The apparent weight of a pro cyclist can be used as a yardstick for journalists seeking to better predict race outcomes, especially at the beginning of a season.
By
Sophie Smith

7 Apr 2015 - 5:20 PM  UPDATED 13 Apr 2015 - 3:35 PM

When Richie Porte arrived at the Tour Down Under in January - three kilograms lighter than the year previous - it was evident beer and Christmas cake had not been part of his off-season diet. The press leaned in as the all-rounder outlined his physically apparent intent for the season, and referenced an increased motivation on the back of a poor 2014 campaign spoiled by confidence-battering illness.

Porte's appetite for success is as obvious now as it was then, so too his rigid approach in the lead-up to the Giro d'Italia where he is set to lead Team Sky's maglia rosa assault. The 30-year-old tipped the scales at just 59kg at Paris-Nice, which he won for a career second time last week, and rebuked reports published in the French publication L'Equipe that described Sky climbers as "anorexic".

"I thought my magic number was 60kg but I've been under that," Porte told Cycling Central of his ideal race weight.

"I mean, at the end of the day I'm a professional bike rider and there's this thing called being professional. People make a lot about weight and power to weight and all this sort of thing. It is hard to keep on your diet but I've been looking at my diet since September. The team has got a new nutritionist who has brought in a totally different way of thinking and, you know, it's not like we're starving ourselves. It's just eating the right food and the right amount, understanding protein and carbs and when and how to use it."

Porte has strictly managed all aspects in and around his training for the better part of six months. Even when he has had cause to celebrate this year – and he has, winning at minimum a stage in every race started – he's chosen to skip occasions, another show of intent in the build to the Grande Partenza. Sacrifice is a familiar concept for most pro cyclists but Porte's incredible level of physical and mental discipline this year begs the question, is it a sustainable lifestyle? Will the tightening elastic snap?

"Now I'm engaged [to Briton Gemma Barrett] and all that I just don't see it as a sacrifice, I'd rather stay at home and eat whereas last year it was, I was going out eating and having a few glasses of wine or whatever every night," Porte said.

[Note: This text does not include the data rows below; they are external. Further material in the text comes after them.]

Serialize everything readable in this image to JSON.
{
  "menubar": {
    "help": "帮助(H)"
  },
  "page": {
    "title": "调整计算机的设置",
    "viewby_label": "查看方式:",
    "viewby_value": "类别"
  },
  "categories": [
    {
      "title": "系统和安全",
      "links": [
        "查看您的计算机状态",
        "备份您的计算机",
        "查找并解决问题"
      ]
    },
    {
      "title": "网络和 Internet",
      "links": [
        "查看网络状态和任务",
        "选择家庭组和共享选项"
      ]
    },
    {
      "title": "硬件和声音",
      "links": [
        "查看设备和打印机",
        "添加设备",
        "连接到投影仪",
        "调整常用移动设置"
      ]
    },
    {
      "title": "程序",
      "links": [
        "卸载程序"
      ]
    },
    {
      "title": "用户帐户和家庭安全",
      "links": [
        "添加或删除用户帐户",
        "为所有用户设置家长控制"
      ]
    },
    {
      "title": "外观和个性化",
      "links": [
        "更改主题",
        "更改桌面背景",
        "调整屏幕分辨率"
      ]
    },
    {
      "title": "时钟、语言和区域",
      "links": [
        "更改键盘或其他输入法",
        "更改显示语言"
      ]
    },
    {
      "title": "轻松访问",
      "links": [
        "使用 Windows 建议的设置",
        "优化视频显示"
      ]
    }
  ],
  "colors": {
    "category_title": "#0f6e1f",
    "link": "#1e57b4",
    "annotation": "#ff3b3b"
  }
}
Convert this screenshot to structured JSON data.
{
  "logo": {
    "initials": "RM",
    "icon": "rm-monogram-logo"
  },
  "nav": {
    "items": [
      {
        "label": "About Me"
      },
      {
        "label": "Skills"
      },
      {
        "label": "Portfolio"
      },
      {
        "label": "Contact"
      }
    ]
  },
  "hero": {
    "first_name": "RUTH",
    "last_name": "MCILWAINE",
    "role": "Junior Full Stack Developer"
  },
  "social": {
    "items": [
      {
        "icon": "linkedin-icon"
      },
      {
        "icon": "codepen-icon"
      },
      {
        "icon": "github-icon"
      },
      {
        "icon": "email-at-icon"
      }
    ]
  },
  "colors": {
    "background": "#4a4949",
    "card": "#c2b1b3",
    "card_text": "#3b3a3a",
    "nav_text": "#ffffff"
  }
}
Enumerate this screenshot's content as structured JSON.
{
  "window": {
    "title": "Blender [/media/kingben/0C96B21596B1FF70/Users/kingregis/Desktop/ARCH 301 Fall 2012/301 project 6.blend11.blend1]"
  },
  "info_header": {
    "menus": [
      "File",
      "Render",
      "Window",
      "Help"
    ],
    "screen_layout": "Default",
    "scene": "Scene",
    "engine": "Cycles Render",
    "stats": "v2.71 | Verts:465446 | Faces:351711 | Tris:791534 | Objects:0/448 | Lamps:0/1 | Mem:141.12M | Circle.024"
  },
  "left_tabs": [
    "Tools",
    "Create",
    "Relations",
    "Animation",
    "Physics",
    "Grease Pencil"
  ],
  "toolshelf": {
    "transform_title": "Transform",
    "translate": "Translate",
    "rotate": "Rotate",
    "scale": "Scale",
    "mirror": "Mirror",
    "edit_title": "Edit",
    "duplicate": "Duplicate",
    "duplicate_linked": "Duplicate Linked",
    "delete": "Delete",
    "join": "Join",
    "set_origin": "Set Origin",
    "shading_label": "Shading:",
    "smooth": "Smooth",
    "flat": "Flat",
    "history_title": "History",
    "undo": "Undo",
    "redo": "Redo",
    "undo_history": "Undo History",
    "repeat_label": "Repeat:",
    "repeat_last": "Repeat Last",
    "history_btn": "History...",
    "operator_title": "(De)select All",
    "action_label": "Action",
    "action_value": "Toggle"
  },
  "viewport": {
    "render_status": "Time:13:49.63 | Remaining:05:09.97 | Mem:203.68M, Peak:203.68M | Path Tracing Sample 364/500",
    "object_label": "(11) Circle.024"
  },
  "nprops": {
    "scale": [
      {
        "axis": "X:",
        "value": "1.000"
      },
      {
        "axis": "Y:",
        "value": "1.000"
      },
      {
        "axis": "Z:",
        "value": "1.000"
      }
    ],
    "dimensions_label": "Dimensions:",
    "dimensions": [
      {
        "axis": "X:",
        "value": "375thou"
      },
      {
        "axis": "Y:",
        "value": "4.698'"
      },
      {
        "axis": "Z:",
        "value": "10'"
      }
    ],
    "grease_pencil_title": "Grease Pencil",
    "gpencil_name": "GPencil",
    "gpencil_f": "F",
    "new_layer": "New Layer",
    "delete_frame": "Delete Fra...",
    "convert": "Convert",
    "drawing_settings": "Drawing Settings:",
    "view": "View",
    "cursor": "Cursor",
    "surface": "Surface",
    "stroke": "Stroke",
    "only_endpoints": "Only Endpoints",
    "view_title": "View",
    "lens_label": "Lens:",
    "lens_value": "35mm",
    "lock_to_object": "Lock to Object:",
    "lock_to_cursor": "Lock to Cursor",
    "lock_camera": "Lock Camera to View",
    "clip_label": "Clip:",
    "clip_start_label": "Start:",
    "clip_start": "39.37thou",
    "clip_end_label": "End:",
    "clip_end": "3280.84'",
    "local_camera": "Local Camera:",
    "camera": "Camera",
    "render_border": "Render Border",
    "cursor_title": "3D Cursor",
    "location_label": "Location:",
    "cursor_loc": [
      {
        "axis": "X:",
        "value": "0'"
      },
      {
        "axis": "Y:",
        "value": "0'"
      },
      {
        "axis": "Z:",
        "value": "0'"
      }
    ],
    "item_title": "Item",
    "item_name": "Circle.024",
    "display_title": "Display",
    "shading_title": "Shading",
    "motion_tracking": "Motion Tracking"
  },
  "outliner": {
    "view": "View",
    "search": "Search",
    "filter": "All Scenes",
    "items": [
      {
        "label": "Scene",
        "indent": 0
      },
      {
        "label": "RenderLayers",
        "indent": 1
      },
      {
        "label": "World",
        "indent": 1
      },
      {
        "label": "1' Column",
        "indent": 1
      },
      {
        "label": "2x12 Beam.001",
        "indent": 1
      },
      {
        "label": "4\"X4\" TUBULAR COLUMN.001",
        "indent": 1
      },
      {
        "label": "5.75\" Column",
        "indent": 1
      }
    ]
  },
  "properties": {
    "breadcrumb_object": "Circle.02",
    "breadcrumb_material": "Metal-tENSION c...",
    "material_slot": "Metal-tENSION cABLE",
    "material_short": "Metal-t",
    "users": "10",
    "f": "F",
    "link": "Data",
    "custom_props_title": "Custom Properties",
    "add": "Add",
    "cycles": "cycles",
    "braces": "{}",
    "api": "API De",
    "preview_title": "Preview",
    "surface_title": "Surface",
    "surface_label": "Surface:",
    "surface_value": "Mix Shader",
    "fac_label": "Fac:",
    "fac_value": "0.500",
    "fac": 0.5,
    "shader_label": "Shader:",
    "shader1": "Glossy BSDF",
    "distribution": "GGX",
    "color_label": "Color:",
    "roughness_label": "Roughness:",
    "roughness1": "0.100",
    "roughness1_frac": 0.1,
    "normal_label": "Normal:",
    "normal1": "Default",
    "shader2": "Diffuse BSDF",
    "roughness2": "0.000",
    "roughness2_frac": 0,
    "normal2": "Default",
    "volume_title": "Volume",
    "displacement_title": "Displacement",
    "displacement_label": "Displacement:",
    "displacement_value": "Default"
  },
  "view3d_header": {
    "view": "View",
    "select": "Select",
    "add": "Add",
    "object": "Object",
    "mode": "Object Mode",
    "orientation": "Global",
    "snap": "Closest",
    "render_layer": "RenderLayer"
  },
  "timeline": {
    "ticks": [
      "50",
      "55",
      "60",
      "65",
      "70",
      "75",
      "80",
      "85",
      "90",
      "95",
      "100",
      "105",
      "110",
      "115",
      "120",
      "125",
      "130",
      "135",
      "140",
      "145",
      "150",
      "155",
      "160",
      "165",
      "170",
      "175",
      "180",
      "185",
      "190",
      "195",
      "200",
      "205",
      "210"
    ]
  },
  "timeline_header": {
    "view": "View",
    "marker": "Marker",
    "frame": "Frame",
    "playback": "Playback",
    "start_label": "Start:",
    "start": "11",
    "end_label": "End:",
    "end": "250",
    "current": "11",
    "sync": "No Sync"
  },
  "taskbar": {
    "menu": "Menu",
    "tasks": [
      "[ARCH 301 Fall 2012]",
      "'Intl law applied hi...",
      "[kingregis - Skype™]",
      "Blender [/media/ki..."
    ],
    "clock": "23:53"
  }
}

"I see it as a sign also of me maturing I guess, but I'm thinking with a season like last year I really had to do this. I think a bit of adversity, you do realise what you've got and I'm all for making the most of my opportunities this year.

"I'm not overtraining or anything, I've been doing exactly what's on the program, religiously," he continued. "Instead of stopping in training, which I was notorious for doing, stopping in Italy every day for lunch, I just haven't been doing that and it's certainly helping."

Sky head of athlete performance Tim Kerrison has worked closely with Porte, issuing his training and on Friday joined the Tasmanian for a recon of the Giro's sole individual time trial in Treviso, Italy. Kerrison in January countered the concept of being too lean, emphasising the importance of consistency in diet, training and lifestyle, which his student seems to have mastered.

"This year less is more, it's that approach, especially leading into races like Catalunya and Paris-Nice," Porte said. "It was actually going into the races having tapered instead of doing sporadic six, seven hour days leading up, chasing my tail trying to make race weight and things like that."

The Australian national time trial champion is racing the Volta a Catalunya, which began yesterday, as part of a crack Sky line-up that includes 2013 Tour de France winner Chris Froome. Porte has managed allergies following Paris-Nice victory but was confident ahead of the race that may serve as a Giro litmus test with other pink jersey hopefuls in Rigoberto Uran (Etixx-QuickStep), Ryder Hesjedal (Cannondale-Garmin) as well as Alberto Contador (Tinkoff-Saxo) amongst those competing in Spain.

"I don't think you lose that much form in a week," Porte said. "I'd like to go there and test myself. This 'big four' that I've been hearing about all the time are going to be there. I'm looking forward to going there and testing myself against Alberto and these guys."